È, al con­tra­rio, pro­prio da que­sti con­flitti radi­cali, da que­sti pro­blemi inso­luti, che deri­ve­rebbe, secondo l’autore, l’insegnamento più impor­tante dell’antichità, dall’essere stata cioè un gran­dioso labo­ra­to­rio nel quale furono spe­ri­men­tati, senza rispar­miarsi, tutti i fon­da­men­tali della poli­tica, poste tutte le domande che restano ancora aperte. È, insomma, un approc­cio machia­vel­liano, quello che ci viene sug­ge­rito. Una let­tura sto­rica della poli­tica e una let­tura poli­tica della sto­ria. Una scienza delle pas­sioni umane nel loro reci­proco agire. Non pro­prio ciò che più aggrada alla stuc­che­vole reto­rica del «nuovo che avanza» con­ci­tato, senza pro­ve­nire da nes­suna parte.

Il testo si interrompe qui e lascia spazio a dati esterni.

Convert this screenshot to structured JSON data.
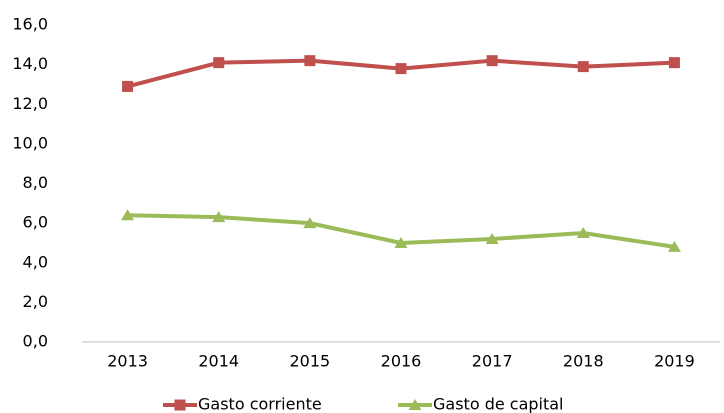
{
  "chart_data": {
    "type": "line",
    "categories": [
      "2013",
      "2014",
      "2015",
      "2016",
      "2017",
      "2018",
      "2019"
    ],
    "series": [
      {
        "name": "Gasto corriente",
        "color": "#c0504d",
        "marker": "square",
        "values": [
          12.9,
          14.1,
          14.2,
          13.8,
          14.2,
          13.9,
          14.1
        ]
      },
      {
        "name": "Gasto de capital",
        "color": "#9bbb59",
        "marker": "triangle",
        "values": [
          6.4,
          6.3,
          6.0,
          5.0,
          5.2,
          5.5,
          4.8
        ]
      }
    ],
    "ylim": [
      0,
      16
    ],
    "yticks": [
      {
        "value": 0,
        "label": "0,0"
      },
      {
        "value": 2,
        "label": "2,0"
      },
      {
        "value": 4,
        "label": "4,0"
      },
      {
        "value": 6,
        "label": "6,0"
      },
      {
        "value": 8,
        "label": "8,0"
      },
      {
        "value": 10,
        "label": "10,0"
      },
      {
        "value": 12,
        "label": "12,0"
      },
      {
        "value": 14,
        "label": "14,0"
      },
      {
        "value": 16,
        "label": "16,0"
      }
    ],
    "grid": false,
    "legend": "bottom"
  }
}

Ma nel rap­porto di Machia­velli con l’antichità clas­sica vi è anche un altro ele­mento niente affatto secon­da­rio: quello del pia­cere, della fasci­na­zione, della curio­sità, dell’otium. È una ragione più che suf­fi­ciente per avven­tu­rarsi tra gli autori clas­sici. Del resto nem­meno il più arido degli uti­li­ta­ri­sti, tutt’altro che inclini al puri­ta­ne­simo e all’ascesi, si sarebbe mai sognato di ban­dire il pia­cere dalla dimen­sione dell’utile.

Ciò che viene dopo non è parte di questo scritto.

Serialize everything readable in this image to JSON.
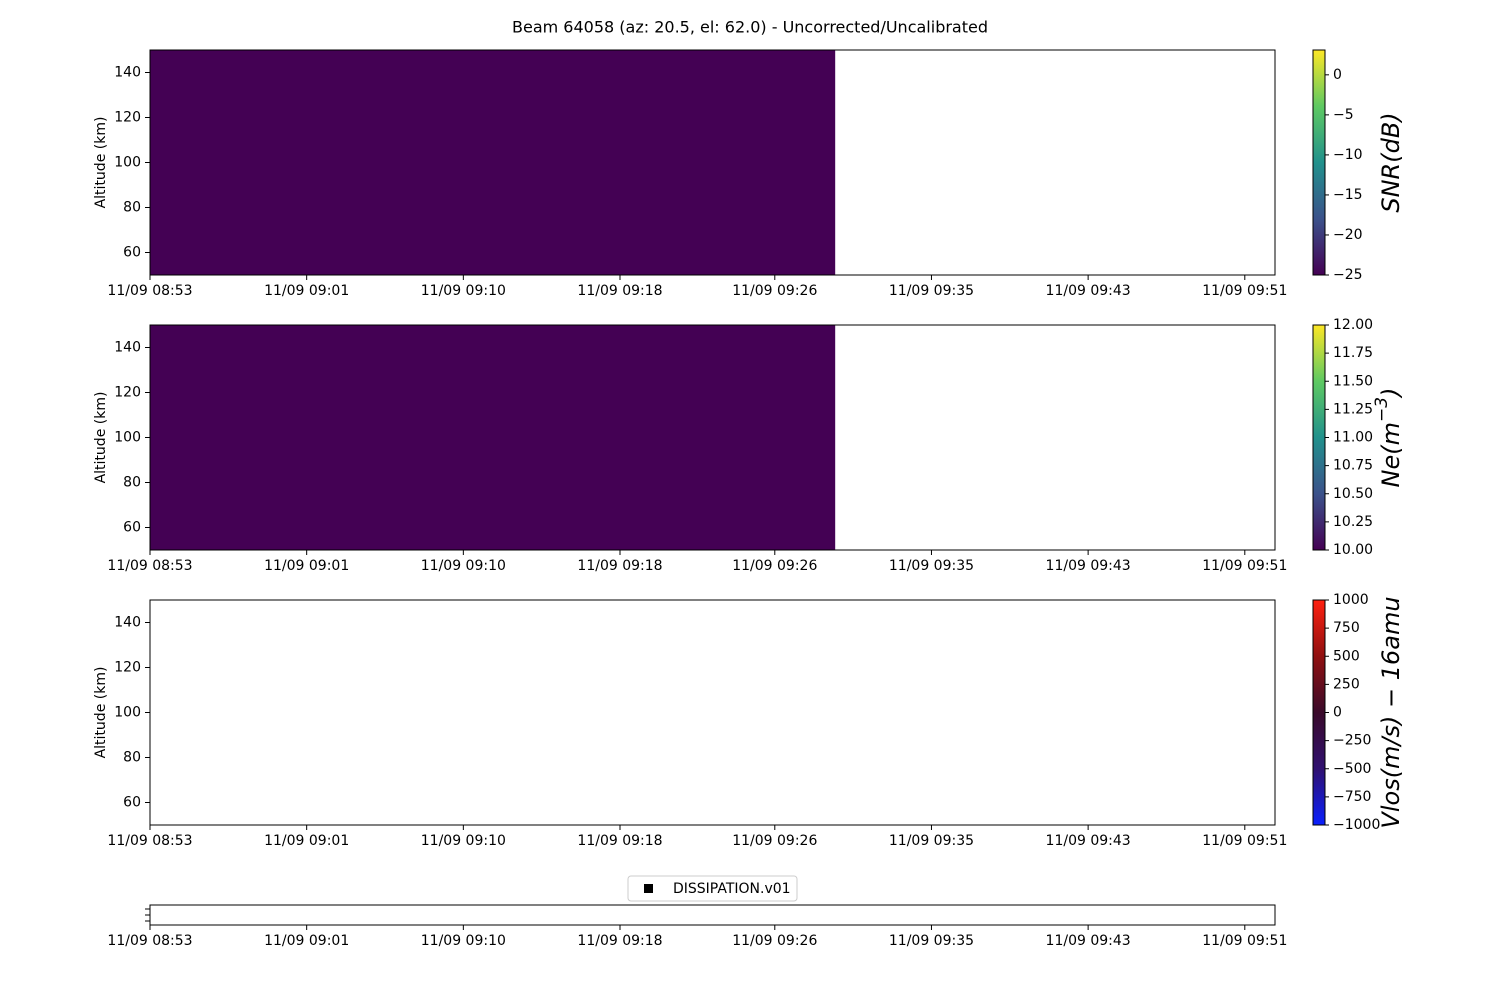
{
  "chart_data": {
    "type": "heatmap",
    "title": "Beam 64058 (az: 20.5, el: 62.0) - Uncorrected/Uncalibrated",
    "xlim": [
      533,
      592.6
    ],
    "xticks": [
      {
        "value": 533,
        "label": "11/09 08:53"
      },
      {
        "value": 541.3,
        "label": "11/09 09:01"
      },
      {
        "value": 549.6,
        "label": "11/09 09:10"
      },
      {
        "value": 557.9,
        "label": "11/09 09:18"
      },
      {
        "value": 566.1,
        "label": "11/09 09:26"
      },
      {
        "value": 574.4,
        "label": "11/09 09:35"
      },
      {
        "value": 582.7,
        "label": "11/09 09:43"
      },
      {
        "value": 591,
        "label": "11/09 09:51"
      }
    ],
    "panels": [
      {
        "ylabel": "Altitude (km)",
        "ylim": [
          50,
          150
        ],
        "yticks": [
          60,
          80,
          100,
          120,
          140
        ],
        "clim": [
          -25,
          3.1
        ],
        "cticks": [
          {
            "value": -25,
            "label": "−25"
          },
          {
            "value": -20,
            "label": "−20"
          },
          {
            "value": -15,
            "label": "−15"
          },
          {
            "value": -10,
            "label": "−10"
          },
          {
            "value": -5,
            "label": "−5"
          },
          0
        ],
        "colorbar_label": [
          "SNR(dB)"
        ],
        "colormap": [
          "#440154",
          "#3b528b",
          "#21918c",
          "#5ec962",
          "#fde725"
        ],
        "cells": [
          {
            "x": [
              533,
              569.3
            ],
            "y": [
              50,
              150
            ],
            "value": -25,
            "color": "#440154"
          }
        ]
      },
      {
        "ylabel": "Altitude (km)",
        "ylim": [
          50,
          150
        ],
        "yticks": [
          60,
          80,
          100,
          120,
          140
        ],
        "clim": [
          10,
          12
        ],
        "cticks": [
          {
            "value": 10,
            "label": "10.00"
          },
          {
            "value": 10.25,
            "label": "10.25"
          },
          {
            "value": 10.5,
            "label": "10.50"
          },
          {
            "value": 10.75,
            "label": "10.75"
          },
          {
            "value": 11,
            "label": "11.00"
          },
          {
            "value": 11.25,
            "label": "11.25"
          },
          {
            "value": 11.5,
            "label": "11.50"
          },
          {
            "value": 11.75,
            "label": "11.75"
          },
          {
            "value": 12,
            "label": "12.00"
          }
        ],
        "colorbar_label": [
          "Ne(m",
          "−3",
          ")"
        ],
        "colormap": [
          "#440154",
          "#3b528b",
          "#21918c",
          "#5ec962",
          "#fde725"
        ],
        "cells": [
          {
            "x": [
              533,
              569.3
            ],
            "y": [
              50,
              150
            ],
            "value": 10,
            "color": "#440154"
          }
        ]
      },
      {
        "ylabel": "Altitude (km)",
        "ylim": [
          50,
          150
        ],
        "yticks": [
          60,
          80,
          100,
          120,
          140
        ],
        "clim": [
          -1000,
          1000
        ],
        "cticks": [
          {
            "value": -1000,
            "label": "−1000"
          },
          {
            "value": -750,
            "label": "−750"
          },
          {
            "value": -500,
            "label": "−500"
          },
          {
            "value": -250,
            "label": "−250"
          },
          0,
          250,
          500,
          750,
          1000
        ],
        "colorbar_label": [
          "Vlos(m/s) − 16amu"
        ],
        "colormap": [
          "#0a20ff",
          "#301070",
          "#3a0a2a",
          "#901010",
          "#ff2010"
        ],
        "cells": []
      }
    ],
    "legend": {
      "names": [
        "DISSIPATION.v01"
      ],
      "color": "#000000"
    }
  }
}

I «rifor­mi­sti», invece, non tro­vano dif­fi­coltà nel farlo, nel rite­nerlo una mani­fe­sta­zione del col­pe­vole desi­de­rio di «vivere al di sopra dei pro­pri mezzi». Poi­ché non è che il cal­colo costi\benefici a trac­ciare i con­fini dell’utile che essi inten­dono imporre. Le riforme dell’Università che si sono sus­se­guite negli anni hanno coe­ren­te­mente lavo­rato a demo­lire con tenace deter­mi­na­zione, il pia­cere dello stu­dio. Tanto che l’argomento del pia­cere non figura nem­meno più tra quelli messi in campo dai difen­sori degli studi uma­ni­stici. È forse il segno di una gene­rale ras­se­gna­zione all’«intervallo di rista­gno e di oblio»?

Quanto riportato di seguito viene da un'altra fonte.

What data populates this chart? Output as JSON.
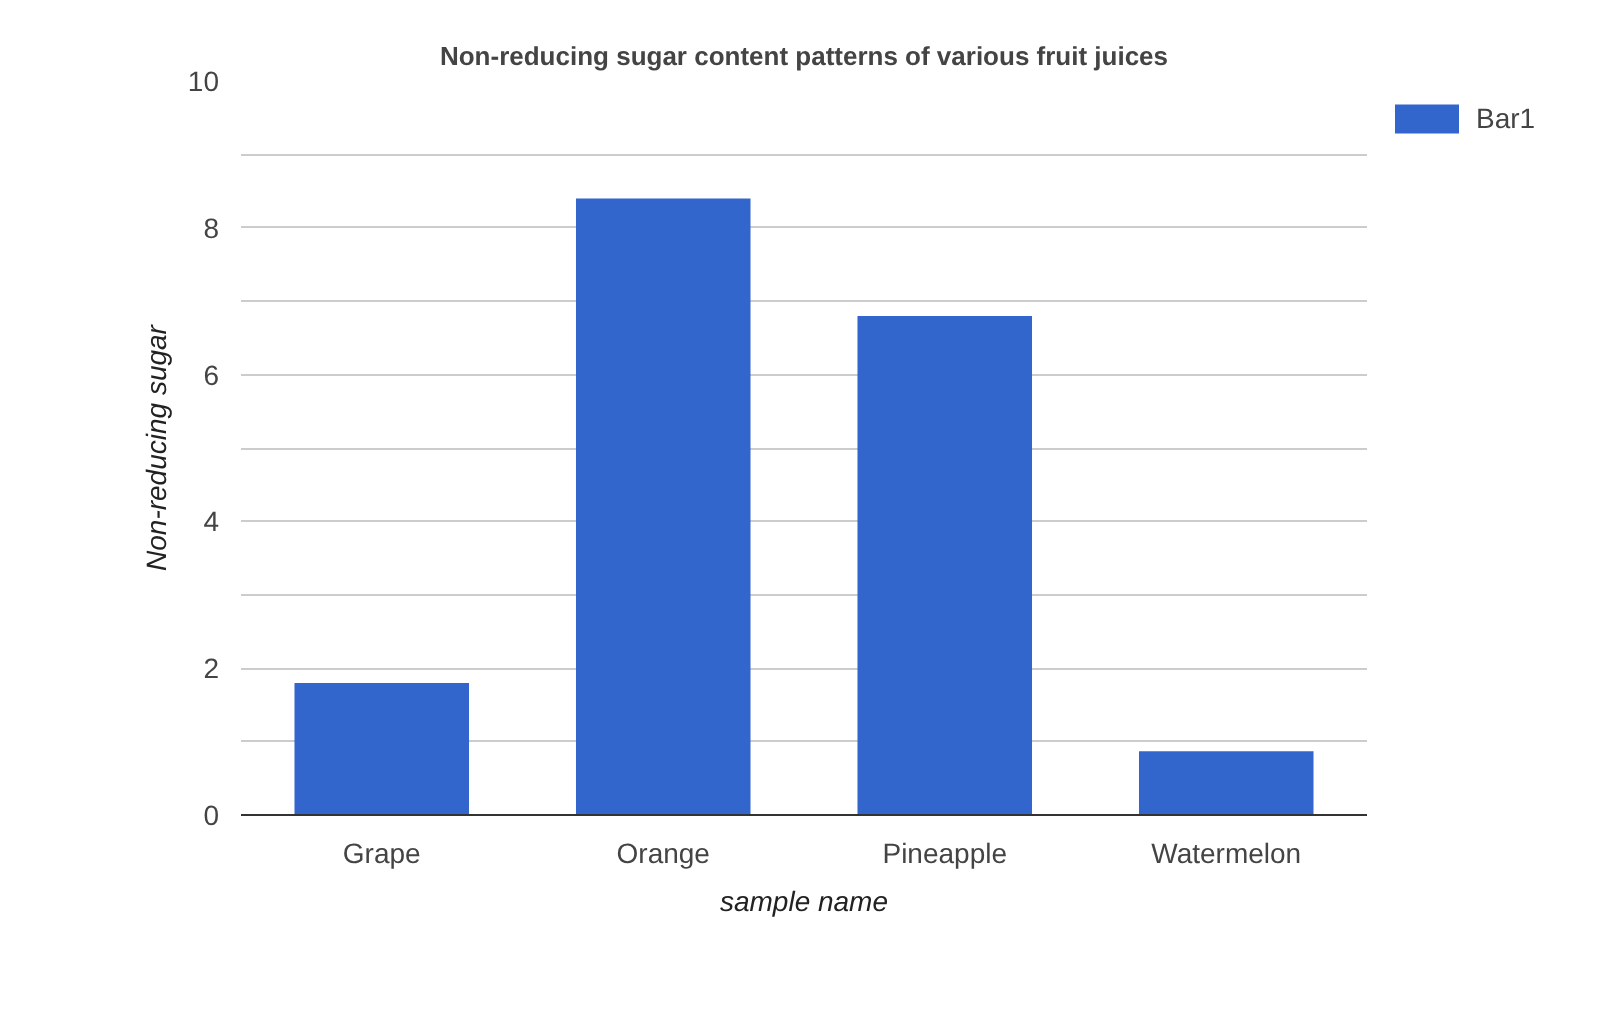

Ma tor­niamo alla poli­tica, quella che sta­bi­li­sce la scala delle prio­rità, tenendo bene a mente l’insidia che in essa si cela e che Adorno così descrive: «la divi­sione del mondo in cose prin­ci­pali e acces­so­rie, che ha sem­pre con­tri­buito a neu­tra­liz­zare, come sem­plici ecce­zioni, i feno­meni chiave dell’estrema ingiu­sti­zia sociale, va per­se­guita fino al punto in cui viene con­vinta della pro­pria fal­sità». Magari con l’aiuto degli anti­chi che, come scrive Can­fora «non hanno scelto la via con­so­la­to­ria» e con­ti­nuano così a for­nire un anti­doto con­tro l’autoassoluzione dello stato di cose presente.